If you use it as an assessment instrument – for example, if you want to see if your students have learned the difference between the prepositions “on” and “under” (which sound very similar in French) – you say this, using the standard “three times through* format described at the link above:
…un garçon sur un cheval….
*[First, say it fast while they process the sound. Then pause and, after five or six seconds, say it slowly so that they can write what they heard. Then pause again, saying the third utterance quickly, while they review with their eyes what they have written. Finally, reveal the text so that they can make corrections.]
The secret to this is that the chunks must be short. Much easier for the kids to process than full regular dictées, they are perfect for holding their attention.
They also can be used to teach grammar. If you said:
…les filles marchent….
You can explain that the “nt” means there is “more than one” and move on. Always keep to the truth that explaining grammar to kids is pointless. I am all for getting to the end of the year in the least stressful way – if you want stress, try teaching grammar to kids at the end of an academic year.
When you do chunk dictée, be sure to do the entire activity in silence, as with all dictées. If you don’t follow the rule about total silence, then don’t even try this.
Once each sentence or clause has been processed, if a child has written it perfectly, they are usually very excited and want to say something. Don’t let them. I have them simply raise their hand and then I ask one kid in the room – you know which one – to snap to attention and say, in English, “Congratulations, Sarah, good job!” That is the only sound I allow during dictation, from this one military kid.
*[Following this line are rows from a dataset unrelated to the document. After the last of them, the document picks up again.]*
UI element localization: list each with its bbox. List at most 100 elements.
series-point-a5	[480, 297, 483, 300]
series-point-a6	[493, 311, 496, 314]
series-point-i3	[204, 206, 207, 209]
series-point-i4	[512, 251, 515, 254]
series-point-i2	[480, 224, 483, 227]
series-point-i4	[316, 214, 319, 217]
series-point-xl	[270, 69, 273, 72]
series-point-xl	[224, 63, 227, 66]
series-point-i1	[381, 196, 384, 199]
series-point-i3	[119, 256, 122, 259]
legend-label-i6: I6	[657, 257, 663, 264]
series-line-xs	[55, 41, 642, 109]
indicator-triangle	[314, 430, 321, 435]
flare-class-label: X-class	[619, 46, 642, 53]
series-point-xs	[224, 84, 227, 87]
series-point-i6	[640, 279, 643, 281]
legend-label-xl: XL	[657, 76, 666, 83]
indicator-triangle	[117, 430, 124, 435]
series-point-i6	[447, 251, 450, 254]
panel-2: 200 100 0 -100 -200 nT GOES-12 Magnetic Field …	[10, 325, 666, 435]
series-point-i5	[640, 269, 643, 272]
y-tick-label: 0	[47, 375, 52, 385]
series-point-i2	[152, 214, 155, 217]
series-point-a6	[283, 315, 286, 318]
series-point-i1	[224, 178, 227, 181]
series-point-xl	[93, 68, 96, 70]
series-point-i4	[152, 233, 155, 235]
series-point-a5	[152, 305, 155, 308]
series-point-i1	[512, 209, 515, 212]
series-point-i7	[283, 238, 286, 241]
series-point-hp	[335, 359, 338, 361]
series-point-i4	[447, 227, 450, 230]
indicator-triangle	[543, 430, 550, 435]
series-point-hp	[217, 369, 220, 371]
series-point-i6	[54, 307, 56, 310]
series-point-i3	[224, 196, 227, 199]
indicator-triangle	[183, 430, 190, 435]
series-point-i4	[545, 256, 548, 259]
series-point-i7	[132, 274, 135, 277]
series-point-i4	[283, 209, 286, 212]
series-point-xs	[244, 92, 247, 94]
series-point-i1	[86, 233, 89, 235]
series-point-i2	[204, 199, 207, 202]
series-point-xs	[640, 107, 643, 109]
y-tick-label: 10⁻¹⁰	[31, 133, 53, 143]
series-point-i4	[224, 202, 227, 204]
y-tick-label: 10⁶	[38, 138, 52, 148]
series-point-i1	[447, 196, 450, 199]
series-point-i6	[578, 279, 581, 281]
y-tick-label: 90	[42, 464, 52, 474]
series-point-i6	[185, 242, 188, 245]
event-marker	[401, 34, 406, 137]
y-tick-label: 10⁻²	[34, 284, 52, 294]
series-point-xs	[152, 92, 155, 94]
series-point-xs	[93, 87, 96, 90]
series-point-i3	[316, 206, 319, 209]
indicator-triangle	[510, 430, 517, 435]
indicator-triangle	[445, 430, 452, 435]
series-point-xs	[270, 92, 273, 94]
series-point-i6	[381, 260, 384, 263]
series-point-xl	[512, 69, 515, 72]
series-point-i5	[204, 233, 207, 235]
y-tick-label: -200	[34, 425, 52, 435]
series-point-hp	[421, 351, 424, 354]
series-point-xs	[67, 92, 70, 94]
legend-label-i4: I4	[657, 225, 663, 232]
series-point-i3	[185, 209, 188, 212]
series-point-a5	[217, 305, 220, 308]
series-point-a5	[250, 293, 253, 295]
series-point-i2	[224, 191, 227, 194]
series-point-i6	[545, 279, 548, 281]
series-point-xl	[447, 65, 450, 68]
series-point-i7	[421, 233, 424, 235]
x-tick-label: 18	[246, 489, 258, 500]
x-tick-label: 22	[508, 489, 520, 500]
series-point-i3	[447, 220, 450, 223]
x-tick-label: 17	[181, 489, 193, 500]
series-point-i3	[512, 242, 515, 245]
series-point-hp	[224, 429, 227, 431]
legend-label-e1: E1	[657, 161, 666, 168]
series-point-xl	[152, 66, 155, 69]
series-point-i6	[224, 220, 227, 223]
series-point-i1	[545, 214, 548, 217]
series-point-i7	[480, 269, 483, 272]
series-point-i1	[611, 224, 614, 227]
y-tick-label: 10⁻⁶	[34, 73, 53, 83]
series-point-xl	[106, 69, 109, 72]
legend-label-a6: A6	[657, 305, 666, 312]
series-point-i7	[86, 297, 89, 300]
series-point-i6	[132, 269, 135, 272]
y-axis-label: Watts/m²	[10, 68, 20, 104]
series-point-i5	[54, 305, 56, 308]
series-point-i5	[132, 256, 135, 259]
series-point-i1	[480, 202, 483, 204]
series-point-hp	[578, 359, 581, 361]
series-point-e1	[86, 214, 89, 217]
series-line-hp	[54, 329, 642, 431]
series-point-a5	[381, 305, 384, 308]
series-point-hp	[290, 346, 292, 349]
It’s good. Kids don’t get enough genuine praise. But, aside from The Complimentor’s voice when a kid raises their hand, there should not be a sound.
In this activity we see input create output. The kids hear it and process it into output in the form of writing. It shuts them into their little listening and writing world and catches their attention in a very powerful way.
But it only works if you follow the format and insist on the silence. The point can’t be repeated enough. I’m really stretching this activity out right now, along with a lot of reading and poetry and songs, because this is a VERY rough time of year for us, right?
Assessment is easy. I just collect their papers at the end of the week and rubrically grade what they have written. You kind of have to do this because the kids won’t space out when they know that you are going to collect their work.
Try it. Realize that we are working in a broken system and that it never was our fault that reaching these kids is almost impossible in April and May, as per the preceding blog post.
You will find that this is a very effective way to get through a class. There isn’t a lot there to confuse them. They like the feeling of success. It keeps them busy.
I use it up to twenty minutes a day now, as I feel the kids defiantly signing up for summer in so many ways, from texting to sleeping to cheating to talking to walking in late – you know, I don’t have to tell you.
Try the Chunk Dictation. You’ll like it. It eats up time at a time of year when that is a necessary thing.
Oh and one other thing about it – if you have a sentence like “…the two boys are on the car…” – after the dictation process described above, remember that you can also circle that into something that will shift the kids out of their writing brain into their listening brain for a short while, before you do the next sentence. Just circle it and PQA it and you see where it goes. That particular sentence, actually just today, turned into “…the two very small boys are on a yellow cockroach with freckles…”. So that is something else that you can do with Chunk Dictée.